Date of Award

Fall 2010

Degree Type


Degree Name

Doctor of Philosophy (PhD)

Graduate Group


First Advisor

Dr. Benoit I. Giasson


Parkinson's disease (PD) is a debilitating and progressive neurodegenerative disorder that affects over 6 million people worldwide. Despite being the most common movement disorder in the U.S., there is still no effective treatment for halting the progression of disease. While generally considered a sporadic and idiopathic disorder, a number of mutations in genetic loci causal for PD have provided valuable insight into the etiology of disease. Mutations in the gene for leucine-rich repeat kinase 2 (LRRK2) are the single most common cause of both familial and sporadic forms of PD. LRRK2 is a large 2527‐amino acid protein with several distinct domains: leucine-rich repeats, Ras-like GTPase domain, C-terminal of ROC (COR) domain, serine/threonine kinase domain, and WD40 repeats; however the understanding of LRRK2 function or how its aberration may lead to disease is still rudimentary. In 2006, we identified and characterized 3 patients with the G2019S LRRK2 mutation; however this search was limited to a few sequenced exons. An expanded screen identified 2 new patients with LRRK2 mutation, and the clinical and neuropathological findings for all these patients are provided herein. A novel system to express and purify the full-length protein with active in-vitro kinase activity revealed that the most common disease causing alteration (G2019S) markedly increases kinase activity. This highlighted overactive kinase activity as a possible intervention point for its aberrant effects. Screening for molecular inhibitors of kinase activity identified several compounds (Gö6976, K252a, and staurosporine) that share a basic indolocarbazole structure, which act as potent inhibitors of LRRK2 at low nanomolar concentrations. Increased kinase activity in the absence of outside factors is unlikely to account for the pathogenicity of the G2019S mutation.

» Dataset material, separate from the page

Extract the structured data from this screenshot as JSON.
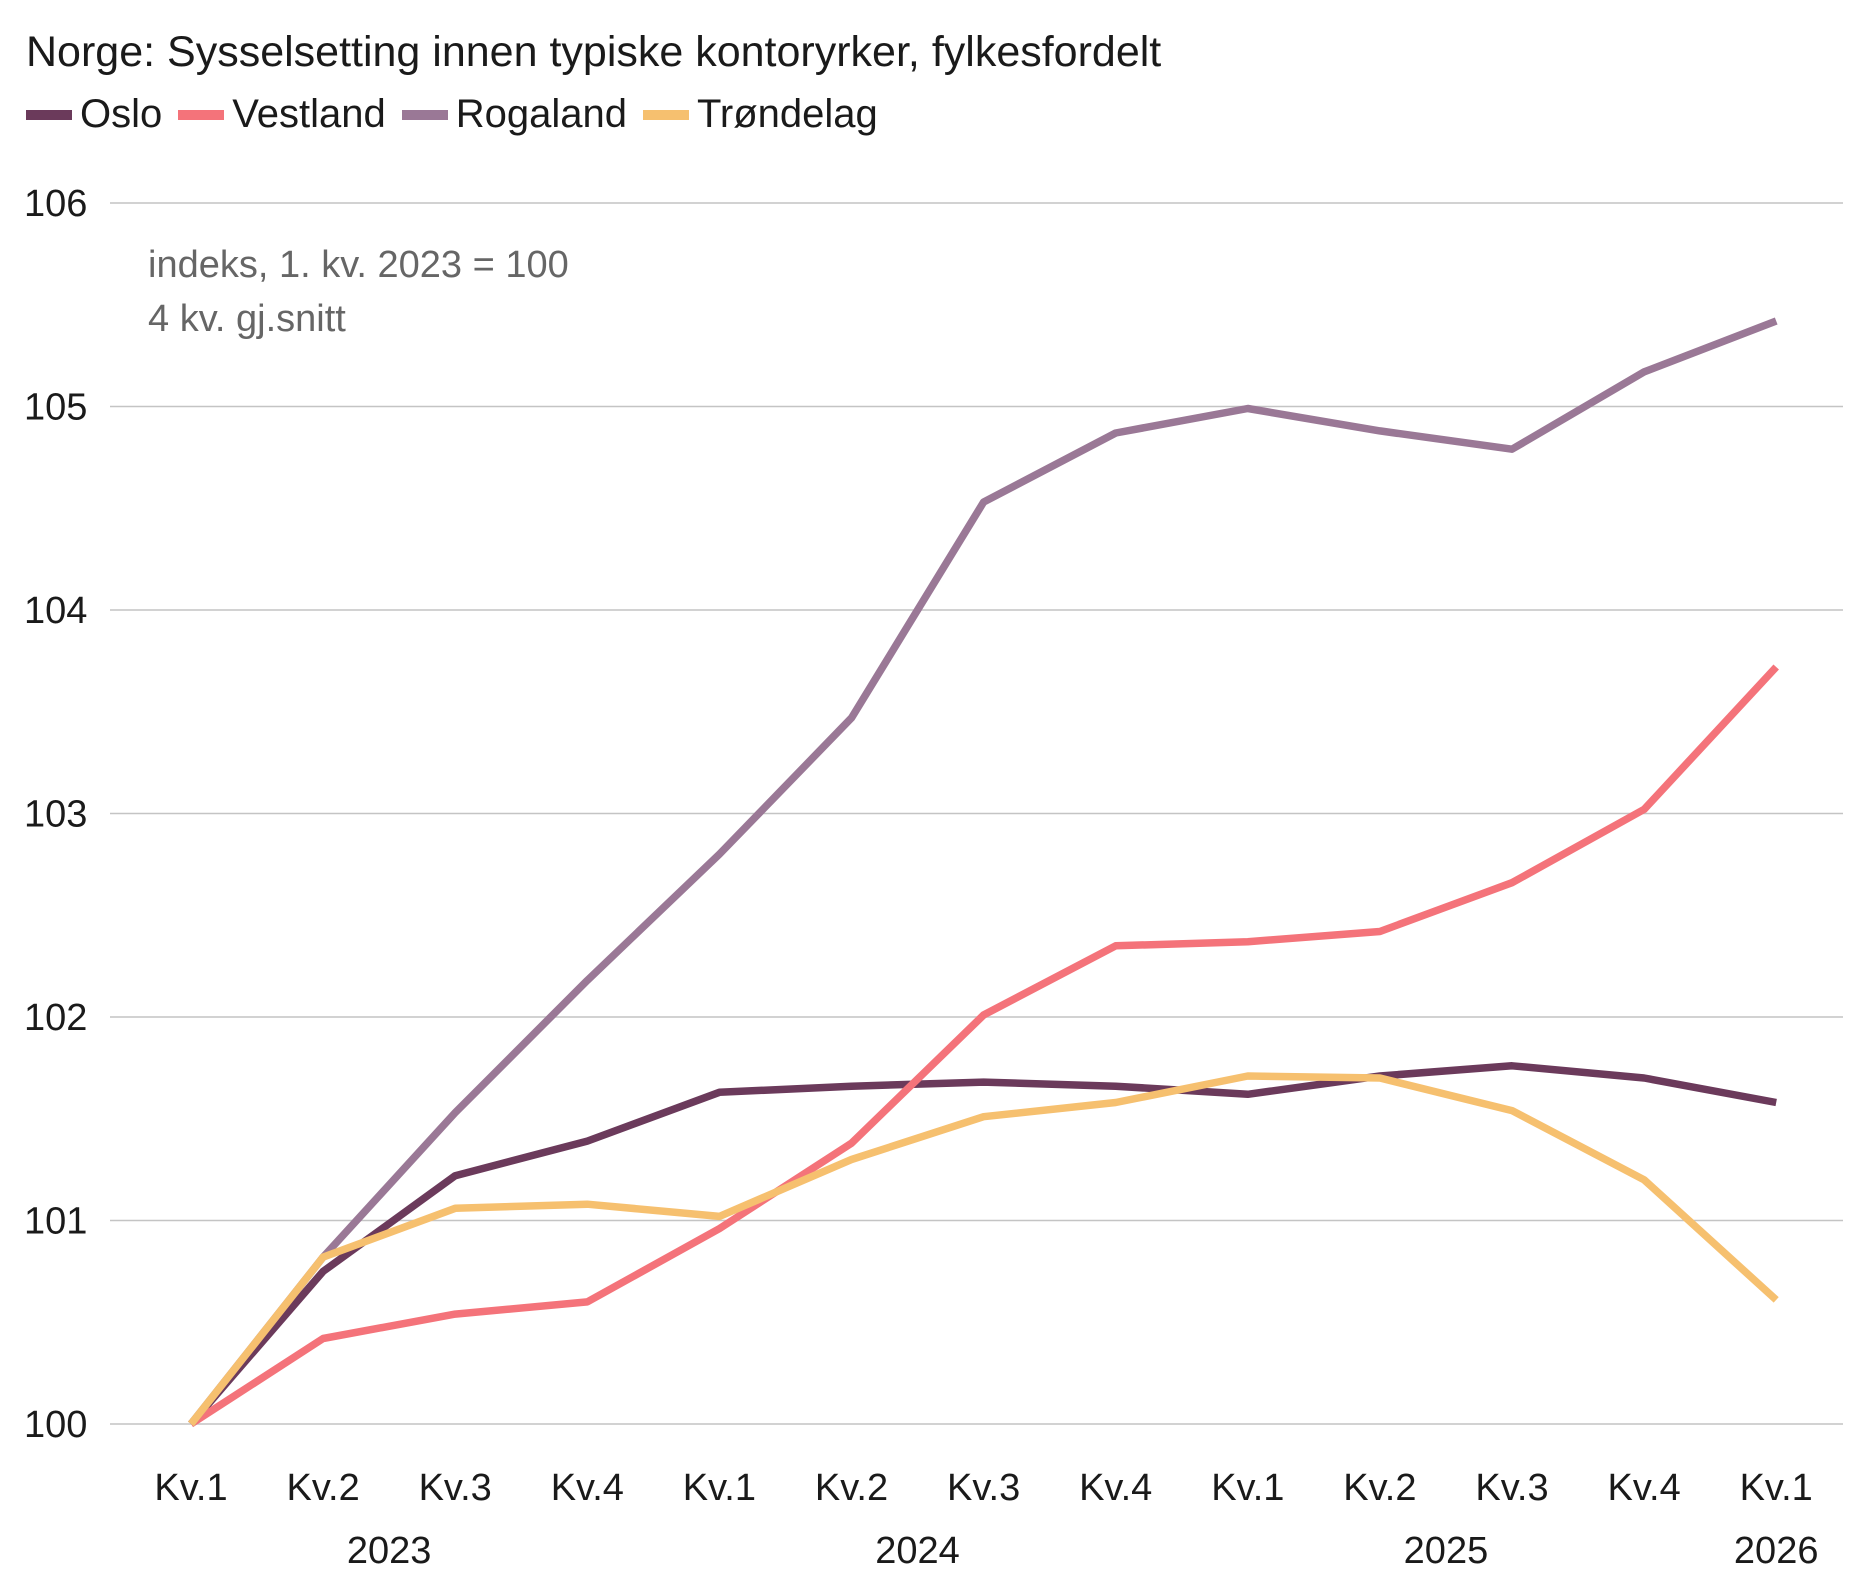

A more careful analysis of LRRK2 kinase activity revealed that this mutation, relative to the wildtype and other pathogenic mutations, may act in a novel pathway leading to disease by disrupting LRRK2 sensitivity to manganese kinase inhibition. Furthermore, based on kinetic data, we propose a novel hypothesis that LRRK2 may act as a cellular sensor of manganese levels, and disruption of this function may contribute to disease.